Satu

598 70 49
                                    

Happy reading❤
Sori kalo ada typo, author masih noob.

***

"Tau enggak, katanya Kak Thesa pindah sekolah ke Inggris loh, keren, 'kan?!" seru Nala kepada temannya yang sedang membaca novel.

"Oh, ya?" ujarnya datar.

"Ish, lo ngeselin!" sungut Nala.

"Ssstt, jangan berisik, Nala. Ini di perpustakaan." Gadis itu berbisik.

Nala justru mencibir, "Shania, Shania. Lo enggak menikmati hidup banget, sih." 

Shania mengangkat bahu, lanjut membaca novel tebalnya. Hal itu membuat sisi kepo Nala bangkit. "Shan, itu novel udah lo baca berapa kali?" tanya Nala.

Tanpa mengalihkan pandangan, Shania menjawab, "Dua puluhan mungkin."

"Enggak bosen? Itu novel tebel, loh. Padahal lo sendiri udah baca ending-nya, 'kan?"

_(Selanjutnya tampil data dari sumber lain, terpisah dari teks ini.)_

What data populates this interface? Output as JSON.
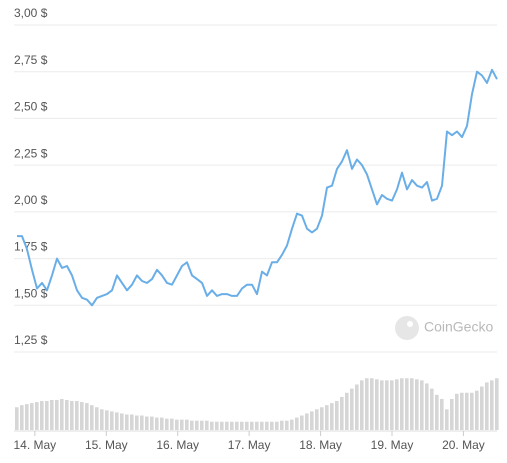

Shania menutup kembali novelnya, merasa bahwa Nala tidak akan berhenti bertanya. "Gue enggak pernah baca sampe akhir. Gue selalu nahan diri buat enggak baca bab penyelesaiannya."

Nala melongo. "What?! Jadi selama ini lo enggak pernah tau ending novel ini kayak apa?"

Shania mengangguk. "Gue akan baca nanti, saat gue bener-bener pengin tau gimana akhirnya."

"Kenapa?" tanya Nala lagi.

"Gue masih pengin nebak aja," jawab Shania acuh.

"Bodo lah soal novel itu. Lo aneh." Nala mengibaskan tangannya. "Gue mau kasih tau lo tentang sesuatu."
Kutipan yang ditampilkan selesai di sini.